Different cuisines of restaurants could be explored. In the case of Bangalore, the most prevalent cuisine is still different Indian cuisines and the rest lag way behind them.
Different religions and their places of worship.
Amenities were not included in the data analysis and I noticed that most of the amenities like restaurants and their cuisines, cafes could use some clean up from what I noticed.
Below is a sample SQL query that could be used to get to the above questions simply by swapping the 'value' and 'key' in the query.
select count(*) as num, Value from (
select nt2.value from dbo.nodes_tags nt1
inner join dbo.nodes_tags nt2 on nt1.id=nt2.id
where nt1.value = 'place_of_worship' and nt2.[key] = 'religion'
UNION ALL
select wt2.value from dbo.ways_tags wt1
inner join dbo.ways_tags wt2 on wt1.id = wt2.id
where wt1. value = 'place_of_worship' and wt2.[key] = 'religion'
)q
group by value
order by num DESC
Below is a sample query and resultset that provides distance from the city center.

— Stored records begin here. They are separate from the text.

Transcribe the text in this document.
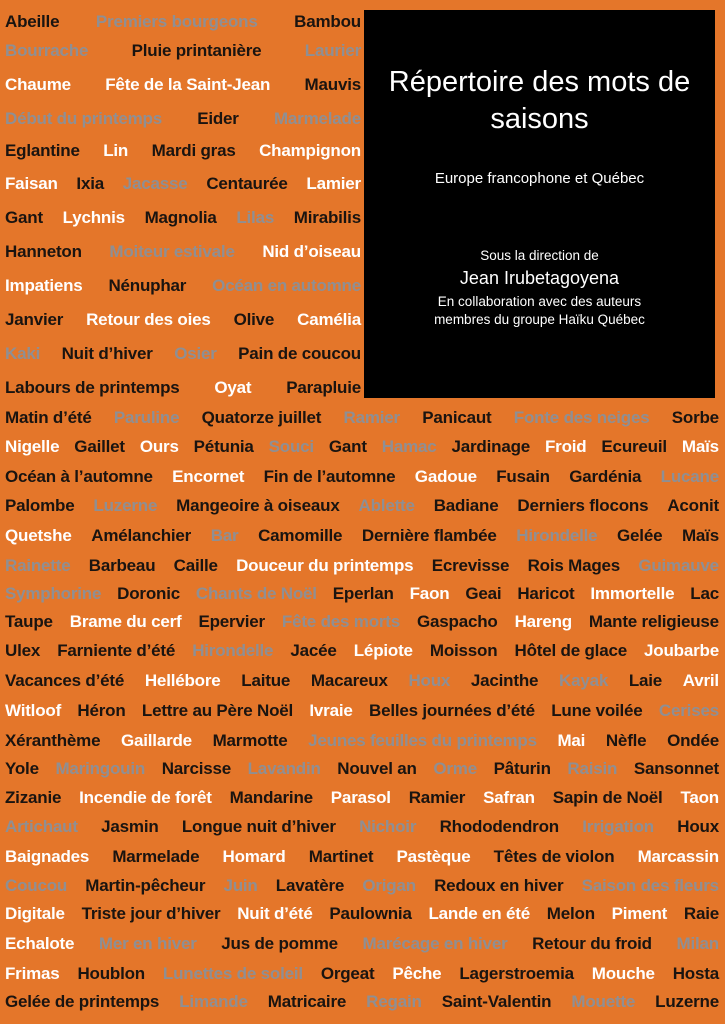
Abeille Premiers bourgeons Bambou
Bourrache	Pluie printanière	Laurier
Chaume Fête de la Saint-Jean Mauvis
Début du printemps Eider Marmelade
Eglantine Lin Mardi gras Champignon
Faisan Ixia Jacasse Centaurée Lamier
Gant Lychnis Magnolia Lilas Mirabilis
Hanneton Moiteur estivale Nid d’oiseau
Impatiens Nénuphar Océan en automne
Janvier Retour des oies Olive Camélia
Kaki Nuit d’hiver Osier Pain de coucou
Labours de printemps Oyat Parapluie
Matin d’été Paruline Quatorze juillet Ramier Panicaut Fonte des neiges Sorbe
Nigelle Gaillet Ours Pétunia Souci Gant Hamac Jardinage Froid Ecureuil Maïs
Océan à l’automne Encornet Fin de l’automne Gadoue Fusain Gardénia Lucane
Palombe Luzerne Mangeoire à oiseaux Ablette Badiane Derniers flocons Aconit
Quetshe Amélanchier Bar Camomille Dernière flambée Hirondelle Gelée Maïs
Rainette Barbeau Caille Douceur du printemps Ecrevisse Rois Mages Guimauve
Symphorine Doronic Chants de Noël Eperlan Faon Geai Haricot Immortelle Lac
Taupe Brame du cerf Epervier Fête des morts Gaspacho Hareng Mante religieuse
Ulex Farniente d’été Hirondelle Jacée Lépiote Moisson Hôtel de glace Joubarbe
Vacances d’été Hellébore Laitue Macareux Houx Jacinthe Kayak Laie Avril
Witloof Héron Lettre au Père Noël Ivraie Belles journées d’été Lune voilée Cerises
Xéranthème Gaillarde Marmotte Jeunes feuilles du printemps Mai Nèfle Ondée
Yole Maringouin Narcisse Lavandin Nouvel an Orme Pâturin Raisin Sansonnet
Zizanie Incendie de forêt Mandarine Parasol Ramier Safran Sapin de Noël Taon
Artichaut Jasmin Longue nuit d’hiver Nichoir Rhododendron Irrigation Houx
Baignades Marmelade Homard Martinet Pastèque Têtes de violon Marcassin
Coucou Martin-pêcheur Juin Lavatère Origan Redoux en hiver Saison des fleurs
Digitale Triste jour d’hiver Nuit d’été Paulownia Lande en été Melon Piment Raie
Echalote Mer en hiver Jus de pomme Marécage en hiver Retour du froid Milan
Frimas Houblon Lunettes de soleil Orgeat Pêche Lagerstroemia Mouche Hosta
Gelée de printemps Limande Matricaire Regain Saint-Valentin Mouette Luzerne
Répertoire des mots de saisons
Europe francophone et Québec
Sous la direction de
Jean Irubetagoyena
En collaboration avec des auteurs
membres du groupe Haïku Québec
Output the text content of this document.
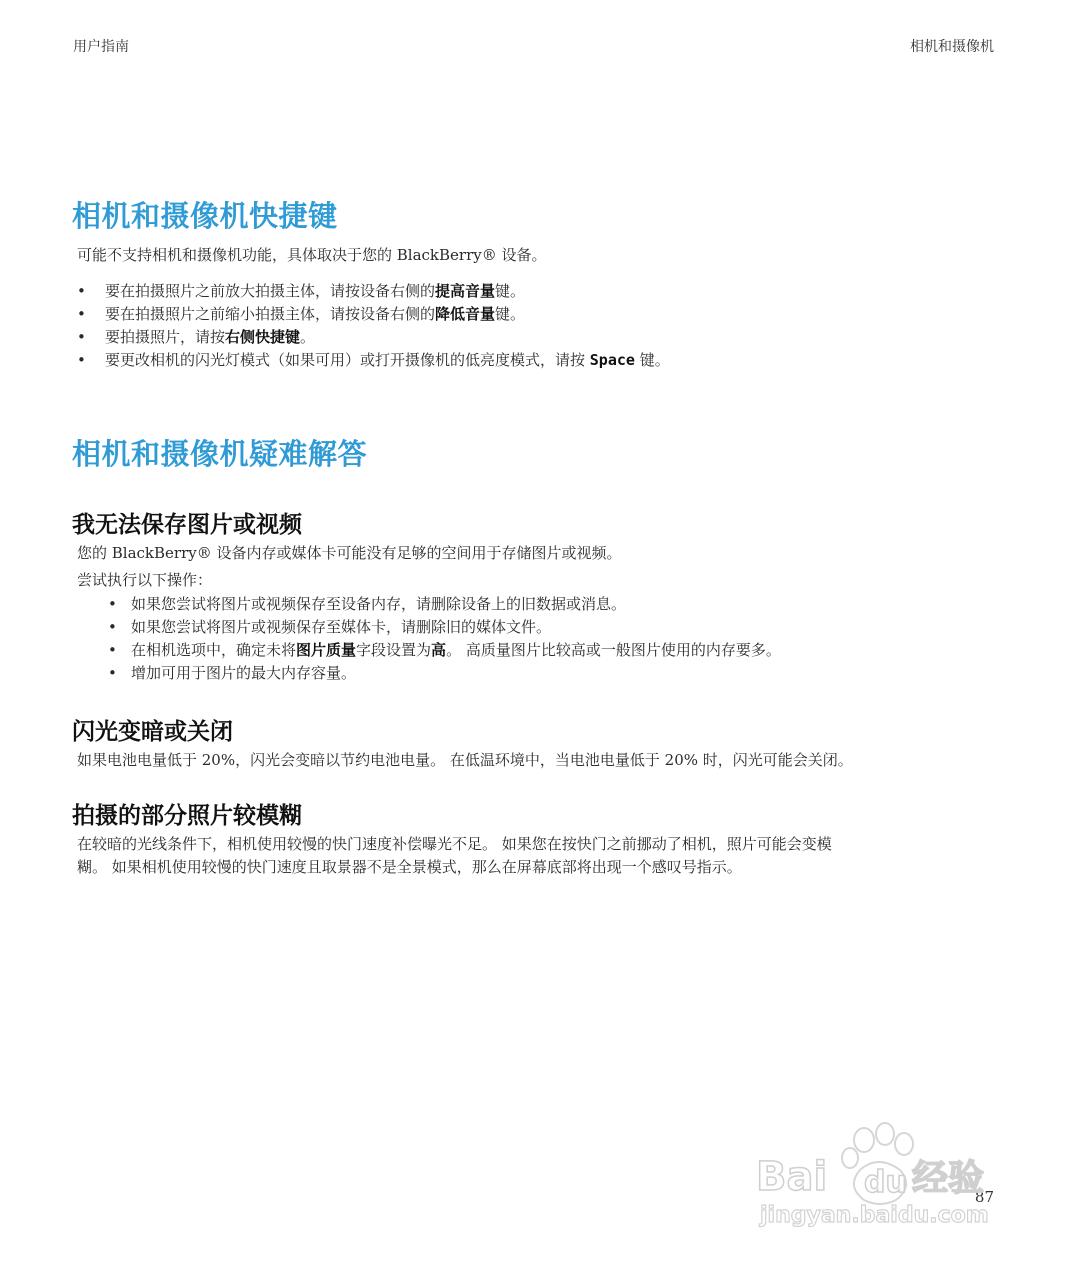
用户指南	相机和摄像机
相机和摄像机快捷键

可能不支持相机和摄像机功能，具体取决于您的 BlackBerry® 设备。

• 要在拍摄照片之前放大拍摄主体，请按设备右侧的提高音量键。
• 要在拍摄照片之前缩小拍摄主体，请按设备右侧的降低音量键。
• 要拍摄照片，请按右侧快捷键。
• 要更改相机的闪光灯模式（如果可用）或打开摄像机的低亮度模式，请按 Space 键。
相机和摄像机疑难解答
我无法保存图片或视频

您的 BlackBerry® 设备内存或媒体卡可能没有足够的空间用于存储图片或视频。

尝试执行以下操作：

• 如果您尝试将图片或视频保存至设备内存，请删除设备上的旧数据或消息。
• 如果您尝试将图片或视频保存至媒体卡，请删除旧的媒体文件。
• 在相机选项中，确定未将图片质量字段设置为高。 高质量图片比较高或一般图片使用的内存要多。
• 增加可用于图片的最大内存容量。
闪光变暗或关闭

如果电池电量低于 20%，闪光会变暗以节约电池电量。 在低温环境中，当电池电量低于 20% 时，闪光可能会关闭。

拍摄的部分照片较模糊

在较暗的光线条件下，相机使用较慢的快门速度补偿曝光不足。 如果您在按快门之前挪动了相机，照片可能会变模

糊。 如果相机使用较慢的快门速度且取景器不是全景模式，那么在屏幕底部将出现一个感叹号指示。

87
Bai du 经验
jingyan.baidu.com
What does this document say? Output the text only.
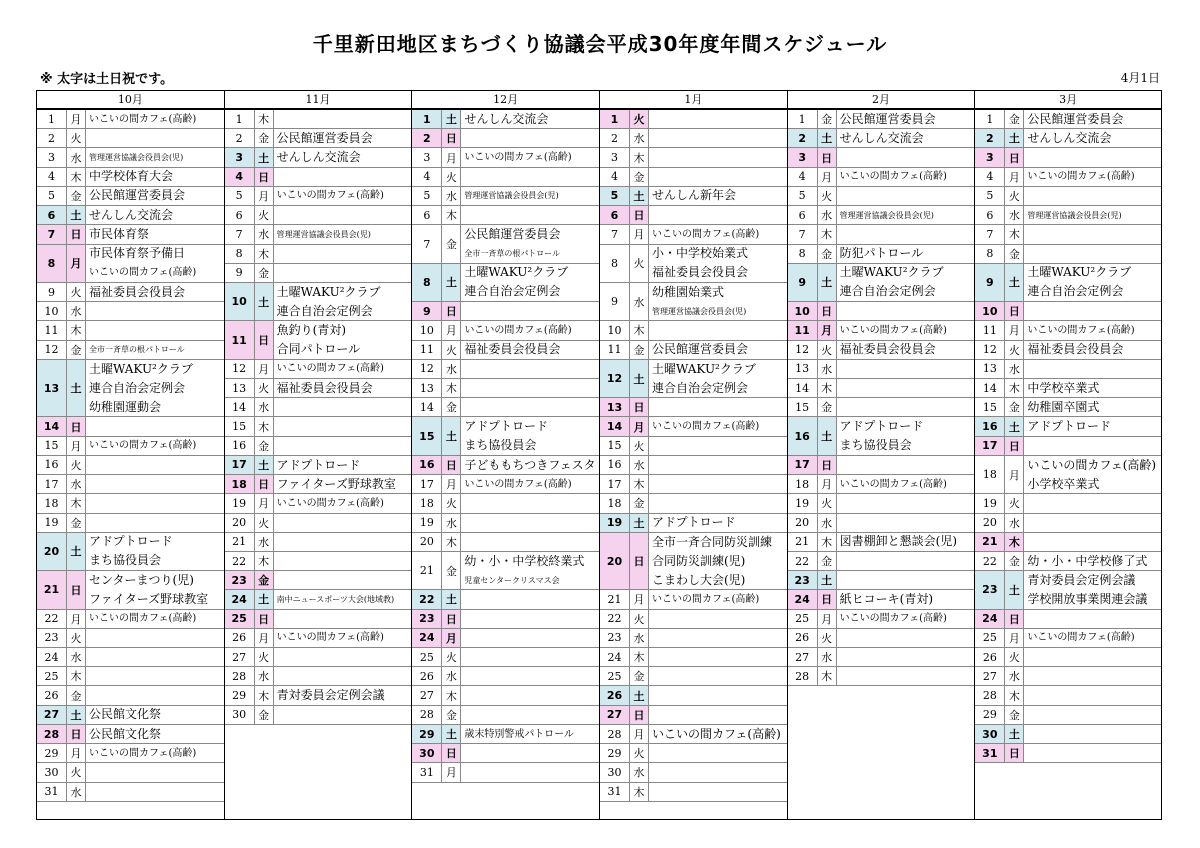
千里新田地区まちづくり協議会平成30年度年間スケジュール
※ 太字は土日祝です。	4月1日
10月
1	月 いこいの間カフェ(高齢)
2	火
3	水 管理運営協議会役員会(児)
4	木 中学校体育大会
5	金 公民館運営委員会
6	土 せんしん交流会
7	日 市民体育祭
8	月
市民体育祭予備日
いこいの間カフェ(高齢)
9	火 福祉委員会役員会
10	水
11	木
12	金 全市一斉草の根パトロール
13	土
土曜WAKU²クラブ
連合自治会定例会
幼稚園運動会
14	日
15	月 いこいの間カフェ(高齢)
16	火
17	水
18	木
19	金
20	土
アドプトロード
まち協役員会
21	日
センターまつり(児)
ファイターズ野球教室
22	月 いこいの間カフェ(高齢)
23	火
24	水
25	木
26	金
27	土 公民館文化祭
28	日 公民館文化祭
29	月 いこいの間カフェ(高齢)
30	火
31	水
11月
1	木
2	金 公民館運営委員会
3	土 せんしん交流会
4	日
5	月 いこいの間カフェ(高齢)
6	火
7	水 管理運営協議会役員会(児)
8	木
9	金
10	土
土曜WAKU²クラブ
連合自治会定例会
11	日
魚釣り(青対)
合同パトロール
12	月 いこいの間カフェ(高齢)
13	火 福祉委員会役員会
14	水
15	木
16	金
17	土 アドプトロード
18	日 ファイターズ野球教室
19	月 いこいの間カフェ(高齢)
20	火
21	水
22	木
23	金
24	土 南中ニュースポーツ大会(地域教)
25	日
26	月 いこいの間カフェ(高齢)
27	火
28	水
29	木 青対委員会定例会議
30	金
12月
1	土 せんしん交流会
2	日
3	月 いこいの間カフェ(高齢)
4	火
5	水 管理運営協議会役員会(児)
6	木
7	金
公民館運営委員会
全市一斉草の根パトロール
8	土
土曜WAKU²クラブ
連合自治会定例会
9	日
10	月 いこいの間カフェ(高齢)
11	火 福祉委員会役員会
12	水
13	木
14	金
15	土
アドプトロード
まち協役員会
16	日 子どももちつきフェスタ
17	月 いこいの間カフェ(高齢)
18	火
19	水
20	木
21	金
幼・小・中学校終業式
児童センタークリスマス会
22	土
23	日
24	月
25	火
26	水
27	木
28	金
29	土 歳末特別警戒パトロール
30	日
31	月
1月
1	火
2	水
3	木
4	金
5	土 せんしん新年会
6	日
7	月 いこいの間カフェ(高齢)
8	火
小・中学校始業式
福祉委員会役員会
9	水
幼稚園始業式
管理運営協議会役員会(児)
10	木
11	金 公民館運営委員会
12	土
土曜WAKU²クラブ
連合自治会定例会
13	日
14	月 いこいの間カフェ(高齢)
15	火
16	水
17	木
18	金
19	土 アドプトロード
20	日
全市一斉合同防災訓練
合同防災訓練(児)
こまわし大会(児)
21	月 いこいの間カフェ(高齢)
22	火
23	水
24	木
25	金
26	土
27	日
28	月 いこいの間カフェ(高齢)
29	火
30	水
31	木
2月
1	金 公民館運営委員会
2	土 せんしん交流会
3	日
4	月 いこいの間カフェ(高齢)
5	火
6	水 管理運営協議会役員会(児)
7	木
8	金 防犯パトロール
9	土
土曜WAKU²クラブ
連合自治会定例会
10	日
11	月 いこいの間カフェ(高齢)
12	火 福祉委員会役員会
13	水
14	木
15	金
16	土
アドプトロード
まち協役員会
17	日
18	月 いこいの間カフェ(高齢)
19	火
20	水
21	木 図書棚卸と懇談会(児)
22	金
23	土
24	日 紙ヒコーキ(青対)
25	月 いこいの間カフェ(高齢)
26	火
27	水
28	木
3月
1	金 公民館運営委員会
2	土 せんしん交流会
3	日
4	月 いこいの間カフェ(高齢)
5	火
6	水 管理運営協議会役員会(児)
7	木
8	金
9	土
土曜WAKU²クラブ
連合自治会定例会
10	日
11	月 いこいの間カフェ(高齢)
12	火 福祉委員会役員会
13	水
14	木 中学校卒業式
15	金 幼稚園卒園式
16	土 アドプトロード
17	日
18	月
いこいの間カフェ(高齢)
小学校卒業式
19	火
20	水
21	木
22	金 幼・小・中学校修了式
23	土
青対委員会定例会議
学校開放事業関連会議
24	日
25	月 いこいの間カフェ(高齢)
26	火
27	水
28	木
29	金
30	土
31	日
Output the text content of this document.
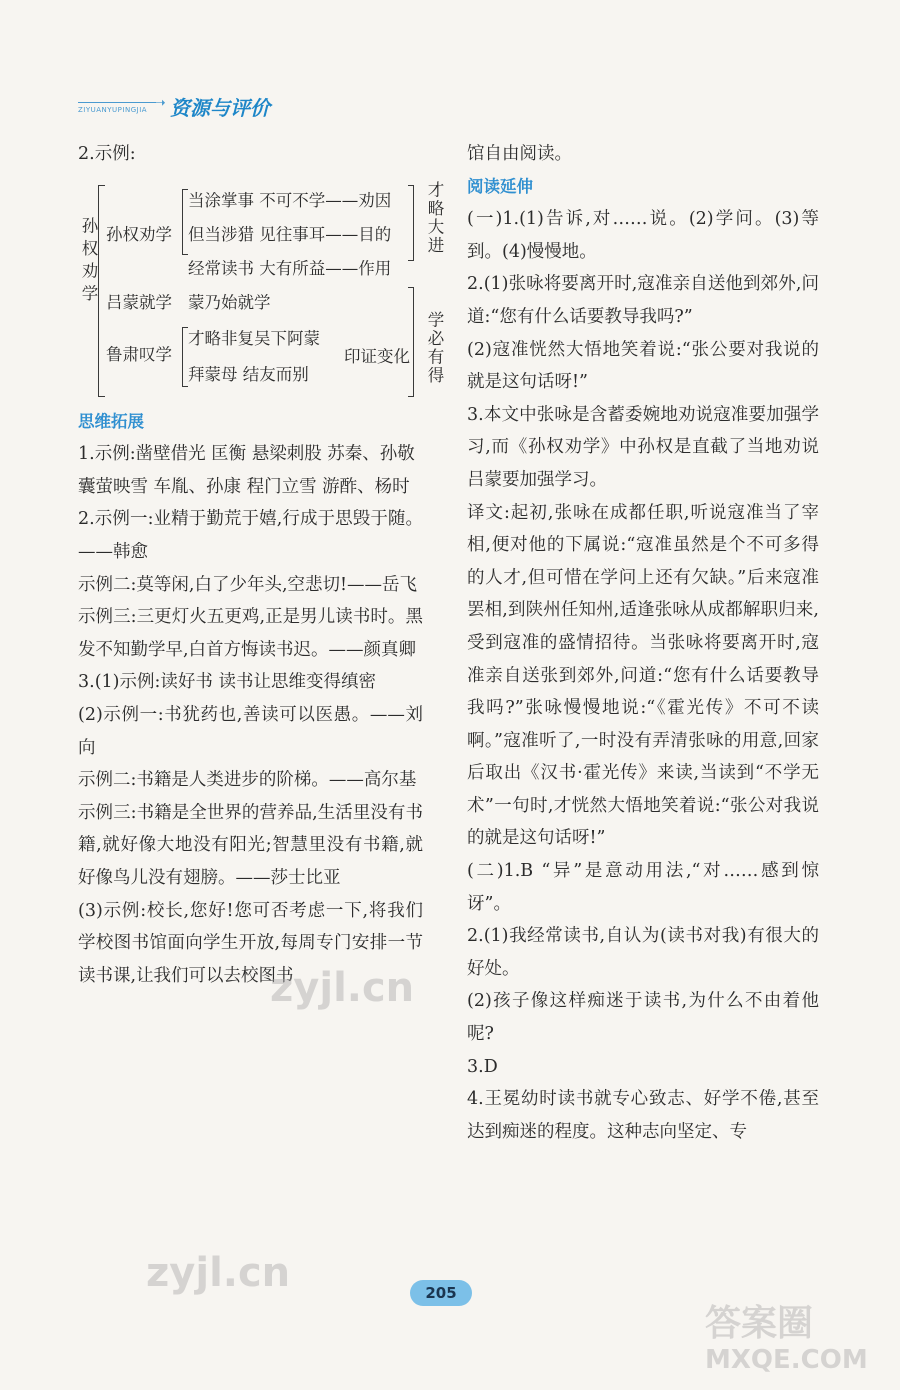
➝
ZIYUANYUPINGJIA 资源与评价

2.示例:

孙权劝学 孙权劝学
当涂掌事 不可不学——劝因
但当涉猎 见往事耳——目的
经常读书 大有所益——作用
吕蒙就学 蒙乃始就学
鲁肃叹学
才略非复吴下阿蒙
拜蒙母 结友而别
印证变化
才略大进
学必有得

思维拓展

1.示例:凿壁借光 匡衡 悬梁刺股 苏秦、孙敬

囊萤映雪 车胤、孙康 程门立雪 游酢、杨时

2.示例一:业精于勤荒于嬉,行成于思毁于随。——韩愈

示例二:莫等闲,白了少年头,空悲切!——岳飞

示例三:三更灯火五更鸡,正是男儿读书时。黑发不知勤学早,白首方悔读书迟。——颜真卿

3.(1)示例:读好书 读书让思维变得缜密

(2)示例一:书犹药也,善读可以医愚。——刘向

示例二:书籍是人类进步的阶梯。——高尔基

示例三:书籍是全世界的营养品,生活里没有书籍,就好像大地没有阳光;智慧里没有书籍,就好像鸟儿没有翅膀。——莎士比亚

(3)示例:校长,您好!您可否考虑一下,将我们学校图书馆面向学生开放,每周专门安排一节读书课,让我们可以去校图书

馆自由阅读。

阅读延伸

(一)1.(1)告诉,对……说。(2)学问。(3)等到。(4)慢慢地。

2.(1)张咏将要离开时,寇准亲自送他到郊外,问道:“您有什么话要教导我吗?”

(2)寇准恍然大悟地笑着说:“张公要对我说的就是这句话呀!”

3.本文中张咏是含蓄委婉地劝说寇准要加强学习,而《孙权劝学》中孙权是直截了当地劝说吕蒙要加强学习。

译文:起初,张咏在成都任职,听说寇准当了宰相,便对他的下属说:“寇准虽然是个不可多得的人才,但可惜在学问上还有欠缺。”后来寇准罢相,到陕州任知州,适逢张咏从成都解职归来,受到寇准的盛情招待。当张咏将要离开时,寇准亲自送张到郊外,问道:“您有什么话要教导我吗?”张咏慢慢地说:“《霍光传》不可不读啊。”寇准听了,一时没有弄清张咏的用意,回家后取出《汉书·霍光传》来读,当读到“不学无术”一句时,才恍然大悟地笑着说:“张公对我说的就是这句话呀!”

(二)1.B “异”是意动用法,“对……感到惊讶”。

2.(1)我经常读书,自认为(读书对我)有很大的好处。

(2)孩子像这样痴迷于读书,为什么不由着他呢?

3.D

4.王冕幼时读书就专心致志、好学不倦,甚至达到痴迷的程度。这种志向坚定、专

zyjl.cn
zyjl.cn
答案圈
MXQE.COM
205
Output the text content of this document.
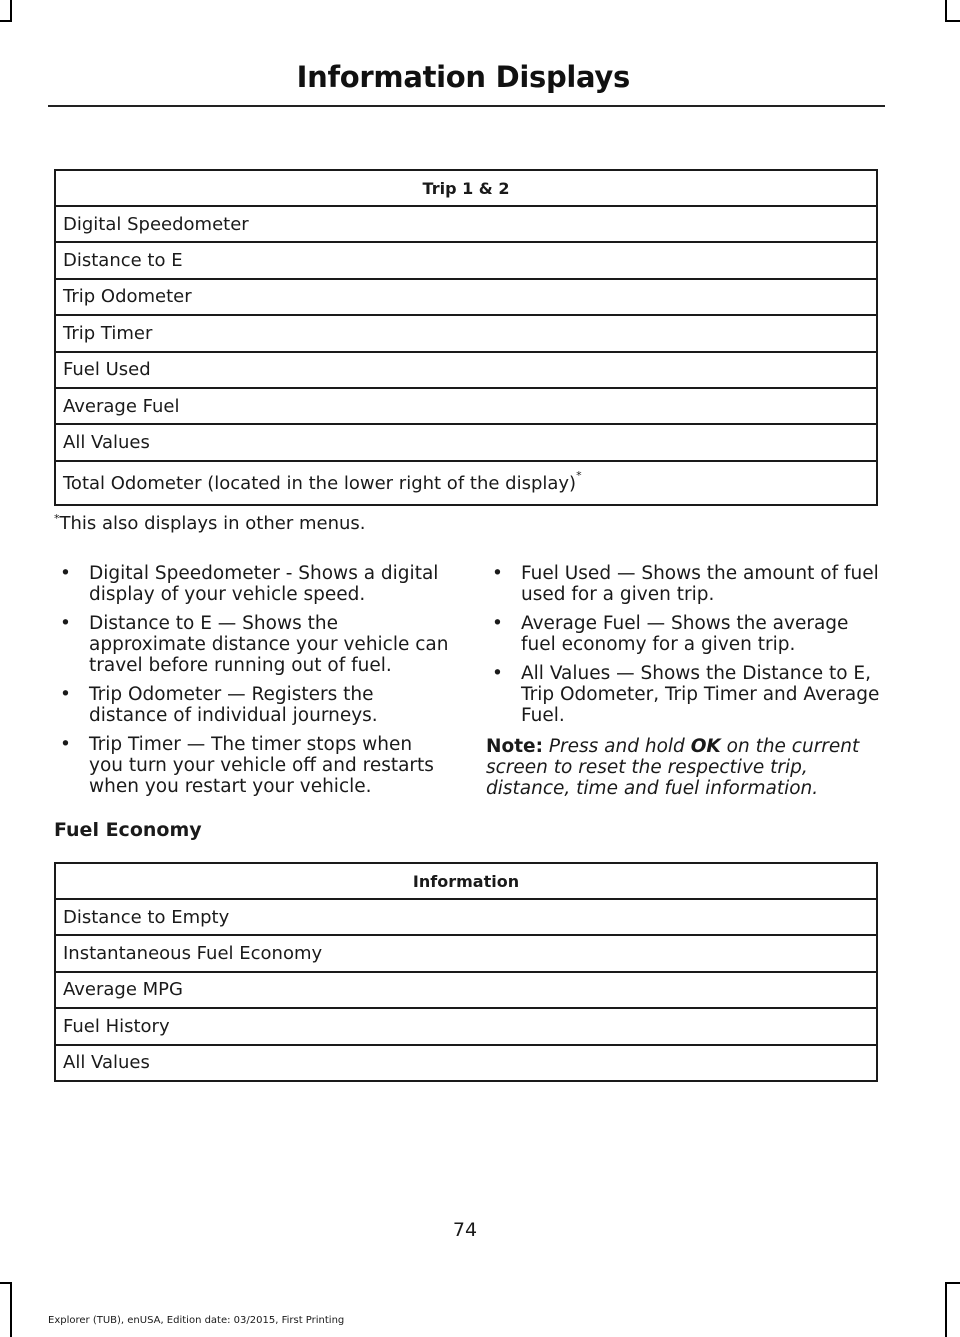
Information Displays
Trip 1 & 2
Digital Speedometer
Distance to E
Trip Odometer
Trip Timer
Fuel Used
Average Fuel
All Values
Total Odometer (located in the lower right of the display)*
*This also displays in other menus.
• Digital Speedometer - Shows a digital display of your vehicle speed.
• Distance to E — Shows the approximate distance your vehicle can travel before running out of fuel.
• Trip Odometer — Registers the distance of individual journeys.
• Trip Timer — The timer stops when you turn your vehicle off and restarts when you restart your vehicle.
• Fuel Used — Shows the amount of fuel used for a given trip.
• Average Fuel — Shows the average fuel economy for a given trip.
• All Values — Shows the Distance to E, Trip Odometer, Trip Timer and Average Fuel.

Note: Press and hold OK on the current screen to reset the respective trip, distance, time and fuel information.

Fuel Economy
Information
Distance to Empty
Instantaneous Fuel Economy
Average MPG
Fuel History
All Values
74
Explorer (TUB), enUSA, Edition date: 03/2015, First Printing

--POINT(12.9716 77.5946) Bangalore city center taken from Google
DECLARE @citycenter geography = 'POINT(12.9716 77.5946)'
select distinct n.id, round(@citycenter.STDistance('POINT('+lat+' '+ lon+')')/1000,2) AS 'Distance from the city center(in kms)' from dbo.nodes_tags nt
inner join dbo.nodes n on nt.id = n.id
where nt.value like '%police%'
order by [Distance from the city center(in kms)] ASC
id | Distance from the city center(in kms) |
---|---|
263155937 | 0.25 |
4489908738 | 0.31 |
660666061 | 0.32 |
2577231853 | 0.35 |
428843493 | 0.43 |
In addition to benefits, these additional ideas could bring in some problems as well. Below are some benefits and anticipated problems by following these ideas, in my opinion.
The data would be more cleaner and readable
Better and moer accurate analysis
Cleaning the data of lesser known or recognized amenities like cafes or restaurants could be a challenge as their data cannot be verified easily
'Report a problem' feature or anything similar takes time to receive feedback and ultimately clean data
After looking at data for the city of Bangalore, I believe it could use a lot more contributions from users. For the purposes of this exercise, I believe the data set has been cleaned. Although, I've added a few more ideas for cleaning and analyzing. Building up on these ideas will make for a more complete data cleanser, which will ultimately make the data on OpenStreetMap.org more accurate and readable for the city of Bangalore.
While cleaning up the postal codes and phone numbers of the city, I used a national standard website as a resource to clean and standardize data. Such sources would work out to be more reliable and readable for users and could be used in cleaning up more of OpenStreetMap data.